10. Ce fut un flambeau que je donnai aux hommes par l’intermédiaire de Marie, pour détruire les hérésies. Oui, ce fut par l’intermédiaire de Marie; car c’est elle qui lui donna l’Habit: ma bonté lui en avait confié le soin. Sur quelle table prenait-il avec ses enfants la lumière de la science? sur la table de la Croix, qui est la table des saints désirs, où on se rassasie des âmes en mon honneur. Dominique voulait que ses enfants fussent sans cesse occupés à cette table pour chercher, à la lumière de la science, la gloire de mon nom et le salut des âmes. Afin de les empêcher de songer à autre chose, il leur ôta le soin des biens temporels; il voulut qu’ils fussent pauvres; il montrait qu’il ne craignait pas de les voir manquer de rien; car il était revêtu d’une foi puissante, et il espérait d’une espérance ferme en ma providence.

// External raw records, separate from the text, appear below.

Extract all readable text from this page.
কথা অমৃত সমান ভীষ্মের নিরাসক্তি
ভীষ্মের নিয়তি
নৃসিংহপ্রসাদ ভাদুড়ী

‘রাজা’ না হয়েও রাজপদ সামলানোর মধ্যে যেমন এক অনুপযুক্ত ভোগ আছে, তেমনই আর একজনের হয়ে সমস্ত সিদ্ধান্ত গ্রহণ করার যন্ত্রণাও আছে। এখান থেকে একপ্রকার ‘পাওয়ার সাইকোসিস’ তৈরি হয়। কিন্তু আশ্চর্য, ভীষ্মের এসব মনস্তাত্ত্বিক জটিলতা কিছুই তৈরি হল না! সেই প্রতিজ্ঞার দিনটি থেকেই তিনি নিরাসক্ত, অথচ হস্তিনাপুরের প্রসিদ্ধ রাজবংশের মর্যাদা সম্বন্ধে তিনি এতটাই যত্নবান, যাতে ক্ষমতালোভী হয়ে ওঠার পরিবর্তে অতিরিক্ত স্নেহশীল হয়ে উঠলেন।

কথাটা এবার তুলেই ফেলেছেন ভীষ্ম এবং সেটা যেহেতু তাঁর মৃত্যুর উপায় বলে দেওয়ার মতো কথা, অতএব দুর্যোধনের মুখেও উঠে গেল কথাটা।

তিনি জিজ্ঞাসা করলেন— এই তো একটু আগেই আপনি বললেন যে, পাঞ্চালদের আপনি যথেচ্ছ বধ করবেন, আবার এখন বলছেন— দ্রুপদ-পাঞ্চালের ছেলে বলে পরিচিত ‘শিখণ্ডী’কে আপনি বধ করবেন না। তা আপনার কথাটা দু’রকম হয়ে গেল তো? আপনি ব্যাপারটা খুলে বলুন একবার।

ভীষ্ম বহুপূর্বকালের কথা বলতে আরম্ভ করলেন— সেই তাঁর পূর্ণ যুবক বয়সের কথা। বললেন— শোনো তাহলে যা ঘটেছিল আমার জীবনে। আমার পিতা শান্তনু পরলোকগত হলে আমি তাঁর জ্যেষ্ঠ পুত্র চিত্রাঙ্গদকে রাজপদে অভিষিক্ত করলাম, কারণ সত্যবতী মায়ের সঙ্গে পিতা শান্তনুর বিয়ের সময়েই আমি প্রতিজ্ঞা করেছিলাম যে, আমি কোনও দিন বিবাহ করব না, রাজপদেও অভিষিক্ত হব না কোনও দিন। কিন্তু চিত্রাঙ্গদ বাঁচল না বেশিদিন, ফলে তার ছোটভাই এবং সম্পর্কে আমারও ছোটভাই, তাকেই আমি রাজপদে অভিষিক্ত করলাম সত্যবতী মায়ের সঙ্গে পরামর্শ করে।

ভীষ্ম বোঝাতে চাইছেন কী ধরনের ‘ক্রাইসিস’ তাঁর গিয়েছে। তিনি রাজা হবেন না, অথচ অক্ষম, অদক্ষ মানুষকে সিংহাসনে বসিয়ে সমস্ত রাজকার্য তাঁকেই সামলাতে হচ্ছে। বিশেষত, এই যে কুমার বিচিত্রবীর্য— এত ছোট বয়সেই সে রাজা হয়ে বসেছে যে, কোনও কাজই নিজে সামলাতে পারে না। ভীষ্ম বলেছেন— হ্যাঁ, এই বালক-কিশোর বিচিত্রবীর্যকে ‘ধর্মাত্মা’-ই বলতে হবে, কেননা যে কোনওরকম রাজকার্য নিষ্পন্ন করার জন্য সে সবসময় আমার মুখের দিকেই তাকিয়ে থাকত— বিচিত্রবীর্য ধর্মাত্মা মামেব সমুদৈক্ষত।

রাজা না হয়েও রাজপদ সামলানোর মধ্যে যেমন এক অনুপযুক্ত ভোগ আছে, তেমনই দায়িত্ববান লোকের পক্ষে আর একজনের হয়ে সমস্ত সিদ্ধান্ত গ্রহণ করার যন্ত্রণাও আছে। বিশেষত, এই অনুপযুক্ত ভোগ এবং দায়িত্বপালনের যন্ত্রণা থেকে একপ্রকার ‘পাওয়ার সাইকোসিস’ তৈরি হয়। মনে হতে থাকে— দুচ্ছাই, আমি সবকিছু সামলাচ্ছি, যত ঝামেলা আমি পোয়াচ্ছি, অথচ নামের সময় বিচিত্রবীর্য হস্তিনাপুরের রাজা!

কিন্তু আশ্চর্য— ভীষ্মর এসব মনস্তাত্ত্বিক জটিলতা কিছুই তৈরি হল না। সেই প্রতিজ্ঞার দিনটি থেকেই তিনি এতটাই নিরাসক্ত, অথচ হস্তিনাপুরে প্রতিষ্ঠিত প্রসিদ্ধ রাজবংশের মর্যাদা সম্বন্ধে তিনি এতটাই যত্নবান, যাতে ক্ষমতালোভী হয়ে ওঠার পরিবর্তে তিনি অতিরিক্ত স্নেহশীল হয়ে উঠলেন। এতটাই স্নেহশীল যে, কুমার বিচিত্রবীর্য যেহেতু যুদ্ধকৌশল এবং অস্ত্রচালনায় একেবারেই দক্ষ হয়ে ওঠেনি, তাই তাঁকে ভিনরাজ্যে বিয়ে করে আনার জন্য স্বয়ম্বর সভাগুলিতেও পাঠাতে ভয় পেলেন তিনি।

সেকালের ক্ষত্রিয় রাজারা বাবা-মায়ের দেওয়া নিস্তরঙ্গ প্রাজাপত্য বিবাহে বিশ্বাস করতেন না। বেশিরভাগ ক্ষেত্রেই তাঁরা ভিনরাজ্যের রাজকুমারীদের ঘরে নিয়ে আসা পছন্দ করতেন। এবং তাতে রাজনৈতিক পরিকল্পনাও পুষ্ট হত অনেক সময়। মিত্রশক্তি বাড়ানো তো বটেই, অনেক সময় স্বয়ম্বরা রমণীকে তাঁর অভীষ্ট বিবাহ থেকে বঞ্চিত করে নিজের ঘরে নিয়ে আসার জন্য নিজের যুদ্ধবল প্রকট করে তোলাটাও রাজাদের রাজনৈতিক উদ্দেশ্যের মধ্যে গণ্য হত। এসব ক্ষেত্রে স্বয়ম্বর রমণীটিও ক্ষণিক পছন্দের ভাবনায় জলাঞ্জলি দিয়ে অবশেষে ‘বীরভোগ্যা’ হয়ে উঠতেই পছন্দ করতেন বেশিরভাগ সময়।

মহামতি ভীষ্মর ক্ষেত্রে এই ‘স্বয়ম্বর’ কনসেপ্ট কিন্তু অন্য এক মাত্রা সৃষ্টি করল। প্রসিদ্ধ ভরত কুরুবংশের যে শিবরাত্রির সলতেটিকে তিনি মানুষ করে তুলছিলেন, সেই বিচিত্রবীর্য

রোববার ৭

11. Il prescrivit l’obéissance, et voulut-que chacun fût fidèle à la tâche qui lui était imposée; et comme une vie sensuelle obscurcit la lumière de l’intelligence, et que les excès de la débauche éteignent même les yeux du corps, il prit un moyen pour conserver la vue et acquérir plus parfaitement la lumière de la science. Il établit le vœu de continence, et voulut qu’il fût observé par tous avec une vraie et parfaite obéissance. Mais aujourd’hui combien sont infidèles! Ceux-là cachent la lumière de la science par les ténèbres de l’orgueil; ces ténèbres n’obscurcissent pas la science elle-même, mais seulement leur âme. Où est l’orgueil, là ne peut être l’obéissance.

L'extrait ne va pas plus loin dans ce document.